Question

A scientist has two solutions, which she has labeled Solution A and Solution B. Each contains salt. She knows that Solution A is 35% salt and Solution B is 60% salt. She wants to obtain 150 ounces of a mixture that is 45% salt. How many ounces of each solution should she use?

Answer 1

Answers:

90 ounces of solution A.

60 ounces of solution B.

====================================================

Step-by-step explanation:

x = amount of solution A

150-x = amount of solution B

Each amount is in ounces and they add to 150 ounces.

Solution A is 35% salt, so we get 0.35x ounces of pure salt from solution A.

Solution B is 60% salt, so we get 0.60*(150-x) = 90-0.60x ounces of pure salt from solution B.

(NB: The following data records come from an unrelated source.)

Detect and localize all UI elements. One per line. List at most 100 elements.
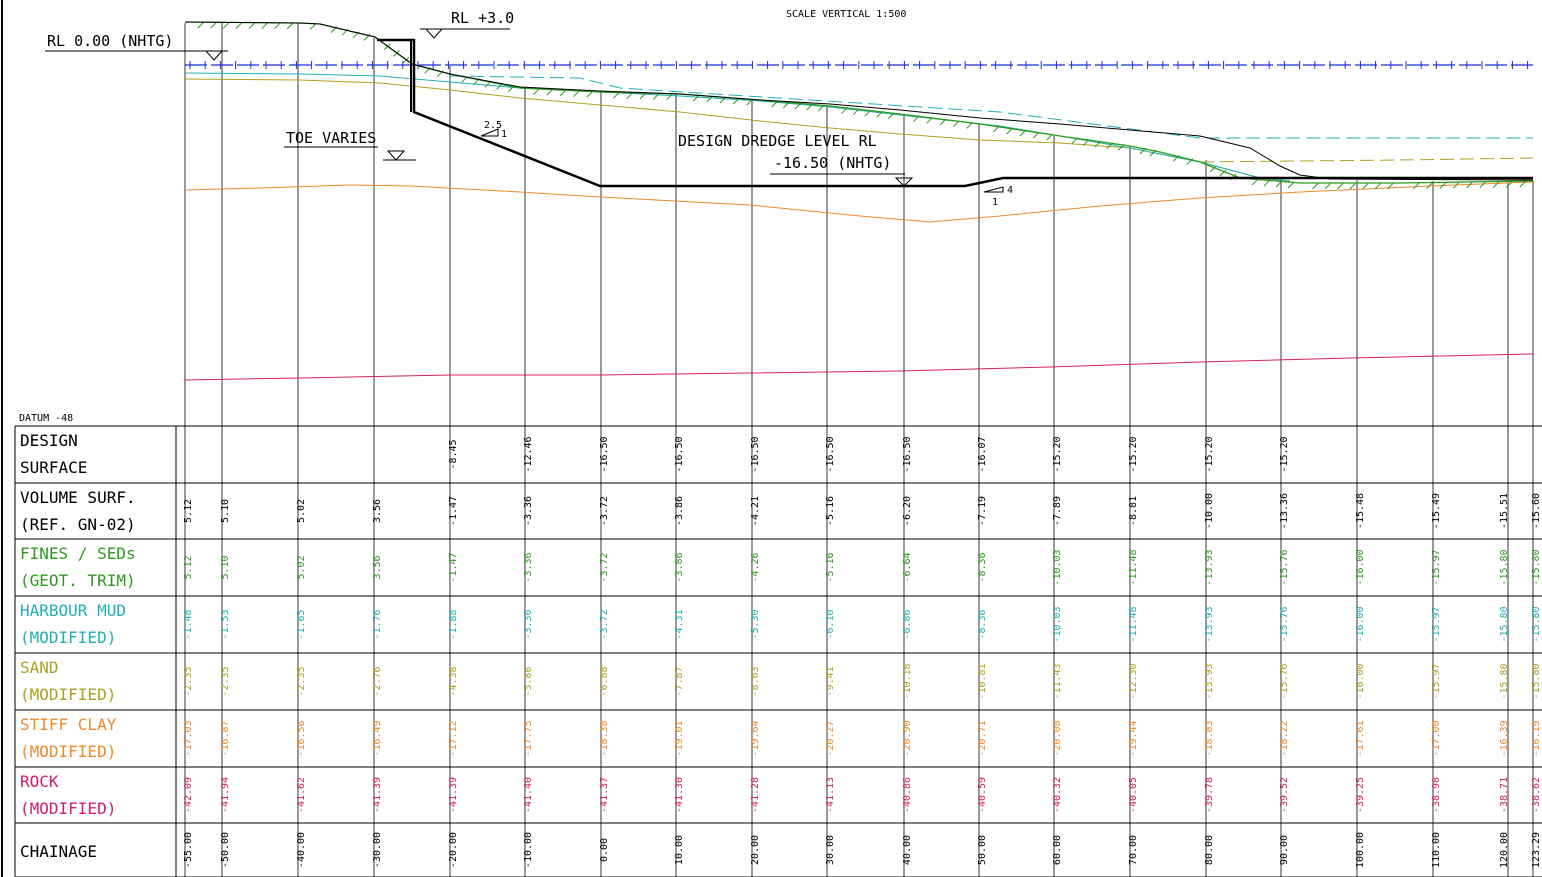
cell-value: -41.30 [674, 777, 685, 813]
cell-value: -16.50 [599, 436, 610, 472]
cell-value: -55.00 [183, 832, 194, 868]
cell-value: -41.28 [750, 777, 761, 813]
cell-value: -1.88 [448, 609, 459, 639]
cell-value: 5.12 [183, 499, 194, 523]
cell-value: 60.00 [1052, 835, 1063, 865]
cell-value: -2.35 [296, 666, 307, 696]
cell-value: -15.97 [1431, 663, 1442, 699]
cell-value: 80.00 [1204, 835, 1215, 865]
cell-value: -4.26 [750, 552, 761, 582]
cell-value: -1.47 [448, 552, 459, 582]
cell-value: -19.64 [750, 720, 761, 756]
cell-value: -3.72 [599, 496, 610, 526]
cell-value: 120.00 [1499, 832, 1510, 868]
cell-value: -11.43 [1052, 663, 1063, 699]
cell-value: -6.88 [599, 666, 610, 696]
cell-value: -38.71 [1499, 777, 1510, 813]
cell-value: -15.76 [1279, 606, 1290, 642]
cell-value: 110.00 [1431, 832, 1442, 868]
toe-marker: TOE VARIES [284, 129, 416, 161]
row-label: VOLUME SURF. [20, 488, 136, 507]
cell-value: -20.90 [902, 720, 913, 756]
cell-value: 0.00 [599, 838, 610, 862]
rl-zero-marker: RL 0.00 (NHTG) [45, 32, 228, 61]
cell-value: 5.12 [183, 555, 194, 579]
cell-value: 3.56 [372, 499, 383, 523]
cell-value: -15.76 [1279, 549, 1290, 585]
cell-value: -7.89 [1052, 496, 1063, 526]
cell-value: -7.19 [977, 496, 988, 526]
cell-value: -17.75 [523, 720, 534, 756]
cell-value: -20.00 [448, 832, 459, 868]
table-row-rock: ROCK (MODIFIED) -42.09 -41.94 -41.62 -41.39 -4… [20, 772, 1542, 818]
cell-value: 30.00 [825, 835, 836, 865]
cell-value: -12.30 [1128, 663, 1139, 699]
slope-indicator-2: 4 1 [983, 185, 1013, 208]
cell-value: -16.00 [1355, 606, 1366, 642]
cell-value: -39.25 [1355, 777, 1366, 813]
table-row-sand: SAND (MODIFIED) -2.35 -2.35 -2.35 -2.76 -4.38 -… [20, 658, 1542, 704]
cell-value: -5.30 [750, 609, 761, 639]
cell-value: -39.78 [1204, 777, 1215, 813]
scale-label: SCALE VERTICAL 1:500 [786, 9, 906, 20]
volume-surface-line [184, 21, 1534, 181]
cell-value: -18.83 [1204, 720, 1215, 756]
cell-value: -3.36 [523, 609, 534, 639]
row-sublabel: (MODIFIED) [20, 799, 116, 818]
table-row-design: DESIGN SURFACE -8.45 -12.46 -16.50 -16.50 -16.… [20, 431, 1290, 477]
cell-value: -2.35 [220, 666, 231, 696]
cell-value: 40.00 [902, 835, 913, 865]
cell-value: 70.00 [1128, 835, 1139, 865]
dredge-label-2: -16.50 (NHTG) [774, 154, 891, 172]
station-lines [184, 23, 1534, 877]
cell-value: -10.03 [1052, 606, 1063, 642]
cell-value: -16.50 [825, 436, 836, 472]
cell-value: -20.27 [825, 720, 836, 756]
cell-value: -41.39 [372, 777, 383, 813]
cell-value: -40.86 [902, 777, 913, 813]
cell-value: -16.49 [372, 720, 383, 756]
cell-value: -16.50 [902, 436, 913, 472]
cell-value: -40.05 [1128, 777, 1139, 813]
cell-value: -15.51 [1499, 493, 1510, 529]
row-sublabel: (REF. GN-02) [20, 515, 136, 534]
cell-value: -1.76 [372, 609, 383, 639]
slope-indicator-1: 2.5 1 [480, 120, 507, 140]
cell-value: -16.56 [296, 720, 307, 756]
cell-value: -20.08 [1052, 720, 1063, 756]
cell-value: -5.16 [825, 552, 836, 582]
cell-value: -15.76 [1279, 663, 1290, 699]
rl-zero-label: RL 0.00 (NHTG) [47, 32, 173, 50]
cell-value: -13.36 [1279, 493, 1290, 529]
table-row-volume: VOLUME SURF. (REF. GN-02) 5.12 5.10 5.02 3.56… [20, 488, 1542, 534]
cell-value: -41.40 [523, 777, 534, 813]
cell-value: -3.36 [523, 496, 534, 526]
cell-value: -10.18 [902, 663, 913, 699]
table-row-clay: STIFF CLAY (MODIFIED) -17.03 -16.87 -16.56 -1… [20, 715, 1542, 761]
row-sublabel: SURFACE [20, 458, 87, 477]
cell-value: 5.02 [296, 499, 307, 523]
cell-value: -40.00 [296, 832, 307, 868]
cell-value: -15.20 [1052, 436, 1063, 472]
cell-value: -41.94 [220, 777, 231, 813]
cell-value: -17.61 [1355, 720, 1366, 756]
cell-value: -15.97 [1431, 606, 1442, 642]
cell-value: -7.87 [674, 666, 685, 696]
cell-value: 5.10 [220, 499, 231, 523]
dredge-label-1: DESIGN DREDGE LEVEL RL [678, 132, 877, 150]
row-sublabel: (MODIFIED) [20, 628, 116, 647]
cell-value: -3.72 [599, 552, 610, 582]
cell-value: 20.00 [750, 835, 761, 865]
cell-value: -15.20 [1128, 436, 1139, 472]
cell-value: -41.39 [448, 777, 459, 813]
datum-label: DATUM -48 [19, 413, 73, 424]
cell-value: -11.48 [1128, 606, 1139, 642]
cell-value: -19.44 [1128, 720, 1139, 756]
cell-value: -16.87 [220, 720, 231, 756]
rl-top-label: RL +3.0 [451, 9, 514, 27]
cell-value: -16.50 [750, 436, 761, 472]
cell-value: -3.86 [674, 552, 685, 582]
cell-value: -17.03 [183, 720, 194, 756]
cell-value: -15.80 [1499, 549, 1510, 585]
cell-value: -15.80 [1531, 606, 1542, 642]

We want 150 ounces of 45% salt solution, which means we want 150*0.45 = 67.5 ounces of pure salt when everything is mixed.

Here's a table showing this info

`\begin{array} \cline{1-3}& \text{Mixture} & \text{Pure Salt}\\\cline{1-3}\text{Solution A} & \text{x} & 0.35\text{x}\\\cline{1-3}\text{Solution B} & 150-\text{x} & 0.60(150-\text{x}) = 90-0.60\text{x}\\\cline{1-3}\text{Total} & 150 & 150*0.45 = 67.5 \\\cline{1-3}\end{array}`

Cleaning up the table a bit shows

`\begin{array}c \cline{1-3}& \text{Mixture} & \text{Pure Salt}\\\cline{1-3}\text{Solution A} & \text{x} & 0.35\text{x}\\\cline{1-3}\text{Solution B} & 150-\text{x} & 90-0.60\text{x}\\\cline{1-3}\text{Total} & 150 & 67.5 \\\cline{1-3}\end{array}`

Focus on the "pure salt" column.

We want the 0.35x and 90-0.60x to add to 67.5

So,

0.35x+(90-0.60x) = 67.5

90-0.25x = 67.5

-0.25x = 67.5-90

-0.25x = -22.5

x = -22.5/(-0.25)

x = 90

She must use 90 ounces of solution A.

150-x = 150-90 = 60 ounces of solution B must be used as well.

-------------------

Check:

35% of 90 = 0.35*90 = 31.5 ounces of pure salt comes from solution A.

60% of 60 = 0.60*60 = 36 ounces of pure salt comes from solution B.

31.5+36 = 67.5 ounces of pure salt in total, which matches with the value mentioned earlier. The answers are confirmed.